TransUnion data showed that at the conclusion of 2015 there were 1.26 million more subprime borrowers with credit card accounts showing a balance, and 1.21 million additional subprime consumers with auto loan accounts, compared to the end of 2014. The share of subprime accounts compared to other risk tiers also rose slightly in the last year.

“If you look at the broader U.S. economy, even in in the context of lots of stock market volatility, the overall consumer metrics that matter to auto finance — employment, consumer spending — we’ve had a couple of good reports on job creation and consumer spending in December and January that I think bode well for sales and consequently auto financing,” Laky said.

“When employment remain strong, it means that consumers outside of these energy effected areas are going to stay employed and make payments on their auto loans,” he continued. “This delinquency increase we hope will be short-lived as certain areas of the country work through the changes that have gone on in the oil market and that the rest of the economy will remain strong and pick up some of the slack.”

Laky was hesitant to give any specifics about what level of delinquency would trigger industry-wide concern.

“The challenge is that the alarm part is really a function of each lender’s risk management strategy,” Laky said. “As a subprime lender, you have a different tolerance for overall delinquency than if you’re a prime-focused lender.

“What I will say from our perspective when we look at things that might cause an alarm, we look at the distribution of balances of consumers from the different tiers,” he continued, pointing out that TransUnion data has subprime contract constituting about 19 percent of outstanding balances. That’s down from the recent high point of 24 percent back in 2009.

“That quells my concerns about whether this increase is something that we should really be worried about at this point,” Laky went on to say.

More Q4 auto metrics

In Q4 2015, TransUnion determined 75.6 million consumers had an auto loan, up 7.8 percent from 70.1 million in Q4 2014. This is the largest year-over-year auto loan account growth observed by TransUnion.

New auto loan and lease originations, viewed one quarter in arrears (to ensure all accounts are reported and included in the data), exceeded 7.5 million for the first time in Q3 2015. Originations increased 8 percent from 7.0 million in Q3 2014.

“Loan and lease originations and balance growth are outpacing auto sales, as more consumers choose to finance rather than pay cash for their vehicle,” Laky said.  “Growth was observed across all risk tiers, a promising sign for the auto industry as we head into 2016.”

TransUnion also mentioned average auto loan debt per borrower grew to $17,999 by the end of 2015, a 3.1 percent increase from $17,453 spotted at the close of 2014.

Trends in the Auto Market

Auto Lending Metric

Q4 2015

Q4 2014

Q4 2013

Q4 2012

 Delinquency Rate (60+ DPD) Per Borrower

1.24%

1.16%

1.14%

1.09%

Average Debt Per Borrower

$17,999

$17,453

$16,771

$16,064

Originations*

7.54 million

6.99 Million

6.64 Million

5.99 Million

*Note: Originations are viewed one quarter in arrears, reflecting data for the prior quarter (Q3).

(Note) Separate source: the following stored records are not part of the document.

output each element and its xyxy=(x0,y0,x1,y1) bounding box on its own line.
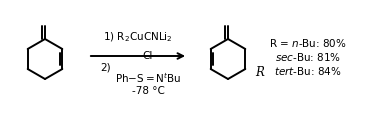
Text: 1) R$_2$CuCNLi$_2$: 1) R$_2$CuCNLi$_2$ xyxy=(103,30,173,44)
Text: Cl: Cl xyxy=(143,51,153,61)
Text: Ph$-$S$=$N$^{t}$Bu: Ph$-$S$=$N$^{t}$Bu xyxy=(115,71,181,85)
Text: $tert$-Bu: 84%: $tert$-Bu: 84% xyxy=(274,65,342,77)
Text: 2): 2) xyxy=(100,63,111,73)
Text: R = $n$-Bu: 80%: R = $n$-Bu: 80% xyxy=(269,37,347,49)
Text: R: R xyxy=(255,65,264,79)
Text: $sec$-Bu: 81%: $sec$-Bu: 81% xyxy=(275,51,341,63)
Text: -78 °C: -78 °C xyxy=(132,86,164,96)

Overall credit market analysis

As more consumers — and more non-prime consumers — are gaining auto loan and credit card access, TransUnion reiterated delinquency levels for these credit products have only risen slightly and remain at relatively low levels.  Both mortgages and personal loans experienced yearly drops in their delinquency levels, with mortgages dropping nearly 30 percent in the last year.

“Overall, the consumer credit markets are performing well. It is a positive sign that delinquency levels have remained relatively low despite more borrowers receiving credit,” said Ezra Becker, vice president of research and consulting in TransUnion’s financial services business unit.

“We have seen a continued rise in the proportion of non-prime borrowers in both the auto loan and credit card industries, and that is a likely driver for the uptick in delinquency among recently originated cohorts in those sectors,” Becker continued.

“We also believe lower energy prices and the resulting job losses in energy-dependent markets have played some role in delinquency rates. Even so, that impact appears at this point to be localized, and mild in terms of national effect,” he went on to say.